Woo, went away for a week and didn't have internet. Anyway, here is the long-awaited (by nobody) follow-up to the first part of my discussion of why I think the film The Adventures of Tintin works as an adaptation of the comics.
In brief, I would describe the appeal of the Tintin comics as being fun adventure stories, which, despite their violence, manage to convey a sense of idealism and innocence. They're not too serious, but they're exciting and action-packed.
The movie was that. Combining the plots from a few of the comics, mostly The Secret of the Unicorn and The Crab with the Golden Claws, it was a brilliant representation of the essence of the comics. The characters were played perfectly; Tintin, the young, fresh-faced and innocent do-good hero; Captain Haddock, the sad drunken mess who's occasionally able to pull himself together and be useful, and of course we all love him anyway because drunk people are funny; Thomson and Thompson, the determined idiots; seeing the movies was seeing all of these characters from my childhood get up and live. It was awesome. There were fangasms to be had by all.

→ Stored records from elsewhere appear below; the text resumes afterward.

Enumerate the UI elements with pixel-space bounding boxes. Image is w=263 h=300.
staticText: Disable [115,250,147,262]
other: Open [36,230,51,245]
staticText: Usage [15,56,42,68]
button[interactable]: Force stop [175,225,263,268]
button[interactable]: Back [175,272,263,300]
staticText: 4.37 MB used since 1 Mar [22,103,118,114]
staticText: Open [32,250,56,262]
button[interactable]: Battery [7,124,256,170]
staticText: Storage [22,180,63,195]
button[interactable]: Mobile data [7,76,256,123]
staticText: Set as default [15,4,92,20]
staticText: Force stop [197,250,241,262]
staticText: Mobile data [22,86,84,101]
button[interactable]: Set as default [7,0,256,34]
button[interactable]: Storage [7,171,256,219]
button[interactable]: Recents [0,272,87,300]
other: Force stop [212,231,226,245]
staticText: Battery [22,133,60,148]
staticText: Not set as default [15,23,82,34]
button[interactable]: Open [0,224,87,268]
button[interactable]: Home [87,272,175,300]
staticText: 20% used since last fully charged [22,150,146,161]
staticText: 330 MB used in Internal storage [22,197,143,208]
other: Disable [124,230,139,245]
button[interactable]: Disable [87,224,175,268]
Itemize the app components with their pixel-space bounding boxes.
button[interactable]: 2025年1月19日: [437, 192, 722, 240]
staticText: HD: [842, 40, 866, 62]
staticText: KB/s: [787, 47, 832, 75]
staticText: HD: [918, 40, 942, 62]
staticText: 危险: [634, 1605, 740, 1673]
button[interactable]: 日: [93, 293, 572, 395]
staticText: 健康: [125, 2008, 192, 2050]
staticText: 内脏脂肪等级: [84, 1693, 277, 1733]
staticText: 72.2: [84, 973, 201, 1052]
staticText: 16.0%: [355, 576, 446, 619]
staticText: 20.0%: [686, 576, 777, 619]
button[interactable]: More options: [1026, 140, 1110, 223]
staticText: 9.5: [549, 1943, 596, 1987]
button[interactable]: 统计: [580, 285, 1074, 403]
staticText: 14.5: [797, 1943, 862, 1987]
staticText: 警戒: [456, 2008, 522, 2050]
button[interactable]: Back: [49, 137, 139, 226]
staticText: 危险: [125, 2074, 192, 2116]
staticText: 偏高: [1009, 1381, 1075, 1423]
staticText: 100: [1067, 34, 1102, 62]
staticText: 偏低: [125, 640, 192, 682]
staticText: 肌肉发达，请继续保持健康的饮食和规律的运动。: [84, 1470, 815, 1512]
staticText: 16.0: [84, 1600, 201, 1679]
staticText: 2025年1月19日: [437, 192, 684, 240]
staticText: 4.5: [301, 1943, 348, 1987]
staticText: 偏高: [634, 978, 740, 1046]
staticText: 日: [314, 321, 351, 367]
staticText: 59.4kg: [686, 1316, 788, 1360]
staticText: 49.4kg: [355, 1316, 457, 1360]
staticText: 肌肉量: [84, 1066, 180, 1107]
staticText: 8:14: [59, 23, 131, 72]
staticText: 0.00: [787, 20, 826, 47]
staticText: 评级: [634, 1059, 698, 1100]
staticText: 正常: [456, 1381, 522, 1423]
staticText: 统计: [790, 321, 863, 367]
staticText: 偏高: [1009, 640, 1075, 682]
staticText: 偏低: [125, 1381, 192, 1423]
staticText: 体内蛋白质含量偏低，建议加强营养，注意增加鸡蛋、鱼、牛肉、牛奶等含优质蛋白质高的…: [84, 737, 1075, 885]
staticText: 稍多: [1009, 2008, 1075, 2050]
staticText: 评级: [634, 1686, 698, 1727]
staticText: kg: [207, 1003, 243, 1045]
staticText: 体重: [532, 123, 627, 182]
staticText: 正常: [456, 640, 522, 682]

I was worried about the CGI at first. I mean, it looked pretty weird when I first saw pictures of it. However, it ended up working pretty well. In fact, I think it's about as close as you could come to reconciling the cartoony and the realistic without some serious nightmare fuel occurring. It managed to somehow both look natural when paired with the realistic backdrop and also capture the distinctive art style of the comics.
The story was fast-paced and fun. It combined the plot of The Crab with the Golden Claws, where Tintin meets Captain Haddock and busts a ring of opium smugglers, with the plot of The Secret of the Unicorn, where Tintin and Captain Haddock find model ships and end up finding a map to the Captain's ancestor's treasure trove. I might nitpick **spoilers for book and comic** that the movie rather ruined the twist ending of the sequel to SoTU- in the comics, a whole book is devoted to finding the three ships and getting the map, and then there's another where they get a ship and sail out to the coordinates on the parchment. At the end, they go home and then realize that the treasure was hidden in Marlinspike Hall the entire time. In the movie, they skip the sea voyage. It's unfortunate, but at the same time I understand that the movie had to have a happy ending and they didn't really have time to add in a whole nother book's worth of stuff.
I have a few minor nitpicks of this sort that aren't really nitpicks because I can see why they happened. For example, I feel like something was lost without Snowy's snarking, but I'm eternally grateful that he didn't talk in the movie, because what works in a comic might not work in a film and Snowy talking would have been pretty stupid.
One thing I thought was a bit dumb, though, was some of Captain Haddock's characterization. I mean, he was still his fabulous drunken asshole of a self, but what I'm talking about was his whole 'last of the Haddocks' thing. It just seemed a tad forced. Dramatic dialog is hard to pull off without sounding dumb, I guess.
Great movie, though. You can tell that the people working on it knew their Tintin. There were so many references to the comics snuck in there, I'm not even sure that I got them all. Some were actually fairly subtle.
Best part of the movie by far? The absolutely glorious chase scene at the climax of the movie. It was just one long pan, no cuts, incorporating car chasing, a falcon, lots of mayhem and a rather obscure shoutout to one of the comics that I just barely managed to catch. (Seriously, that movie is just one big easter egg hunt for fans.)
So, enough with the fangirling. Basically, perfect tone, perfect look, perfect adaptation. FC out.